S’inscrire en faux contre le fait seroit prendre une mauvaise défaite ; car on peut toujours l’établir par supposition, & chercher tout intérêt étranger mis à part, ce que seroit en pareil cas pour l’intérêt de lui-même tout homme de bon sens, qui ne ni vertueux, ni scélérat.

Posant successivement les deux cas, l’un que le juré ait prononcé la condamnation de l’accusé & l’ait fait périr pour se mettre en sureté, l’autre qu’il l’ait absous, comme il fit, à ses propres risques, puis suivant dans les deux cas le reste de la vie du juré & la probabilité du sort qu’il se seroit préparé, pressez votre homme de prononcer décisivement sur cette conduite, & d’exposer nettement de part ou d’autre l’intérêt & les motifs du parti qu’il auroit choisi ; alors si votre dispute n’est pas finie, vous connoîtrez du moins si vous vous entendez l’un l’autre, ou si vous ne vous entendez pas.

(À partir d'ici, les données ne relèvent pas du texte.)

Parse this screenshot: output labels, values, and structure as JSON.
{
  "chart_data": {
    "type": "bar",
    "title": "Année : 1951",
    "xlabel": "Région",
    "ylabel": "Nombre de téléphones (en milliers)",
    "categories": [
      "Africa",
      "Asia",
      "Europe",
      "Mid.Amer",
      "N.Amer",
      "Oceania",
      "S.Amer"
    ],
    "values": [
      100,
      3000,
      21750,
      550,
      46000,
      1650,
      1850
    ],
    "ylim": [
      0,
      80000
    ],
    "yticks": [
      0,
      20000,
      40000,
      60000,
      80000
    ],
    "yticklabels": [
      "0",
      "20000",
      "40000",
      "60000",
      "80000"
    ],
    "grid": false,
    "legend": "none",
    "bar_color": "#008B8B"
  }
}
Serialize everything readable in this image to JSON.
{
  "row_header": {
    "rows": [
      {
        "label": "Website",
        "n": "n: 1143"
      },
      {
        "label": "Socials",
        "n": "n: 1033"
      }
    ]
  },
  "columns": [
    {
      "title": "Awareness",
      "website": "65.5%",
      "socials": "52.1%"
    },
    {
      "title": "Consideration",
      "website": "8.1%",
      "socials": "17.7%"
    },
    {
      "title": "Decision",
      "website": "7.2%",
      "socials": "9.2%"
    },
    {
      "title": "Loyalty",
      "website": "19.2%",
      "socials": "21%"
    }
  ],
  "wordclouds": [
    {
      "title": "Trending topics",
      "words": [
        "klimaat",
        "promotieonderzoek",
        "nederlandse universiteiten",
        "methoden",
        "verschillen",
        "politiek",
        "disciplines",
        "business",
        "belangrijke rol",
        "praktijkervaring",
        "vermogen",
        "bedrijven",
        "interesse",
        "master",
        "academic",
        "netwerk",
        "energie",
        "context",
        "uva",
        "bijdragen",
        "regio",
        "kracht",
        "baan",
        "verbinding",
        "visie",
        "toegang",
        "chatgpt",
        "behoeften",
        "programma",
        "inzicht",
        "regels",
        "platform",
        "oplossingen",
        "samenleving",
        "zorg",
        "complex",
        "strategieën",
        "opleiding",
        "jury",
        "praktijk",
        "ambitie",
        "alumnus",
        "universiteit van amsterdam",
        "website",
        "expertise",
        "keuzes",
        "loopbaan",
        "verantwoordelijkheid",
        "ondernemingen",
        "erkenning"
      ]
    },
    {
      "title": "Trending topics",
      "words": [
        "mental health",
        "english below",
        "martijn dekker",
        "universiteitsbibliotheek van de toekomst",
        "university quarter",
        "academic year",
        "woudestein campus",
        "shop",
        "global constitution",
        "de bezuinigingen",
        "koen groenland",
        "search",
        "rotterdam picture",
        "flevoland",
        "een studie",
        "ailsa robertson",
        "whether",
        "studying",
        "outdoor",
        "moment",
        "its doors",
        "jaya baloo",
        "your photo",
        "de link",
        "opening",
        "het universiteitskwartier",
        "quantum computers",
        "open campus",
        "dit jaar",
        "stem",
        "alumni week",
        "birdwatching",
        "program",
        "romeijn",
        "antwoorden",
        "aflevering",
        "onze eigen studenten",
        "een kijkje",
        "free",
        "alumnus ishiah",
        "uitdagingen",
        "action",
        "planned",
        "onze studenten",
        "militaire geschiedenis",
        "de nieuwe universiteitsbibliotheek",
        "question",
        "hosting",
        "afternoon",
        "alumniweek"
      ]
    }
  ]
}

Que s’il distingue entre l’intérêt d’un crime à commettre ou à ne pas commettre, & celui d’une bonne action à faire ou à ne pas faire, vous lui serez voir aisément que dans l’hypothese la raison de s’abstenir d’un crime avantageux qu’on peut commettre impunément, est du même genre que celle de faire entre le ciel & soi une bonne action onéreuse ; car, outre que quelque bien que nous puissions faire ; en cela nous ne sommes que justes, on ne peut avoir nul intérêt en soi-même à ne pas faire le mal qu’on n’ait un intérêt semblable à faire le bien ; l’un & l’autre dérivent de la même source & ne peuvent être séparés.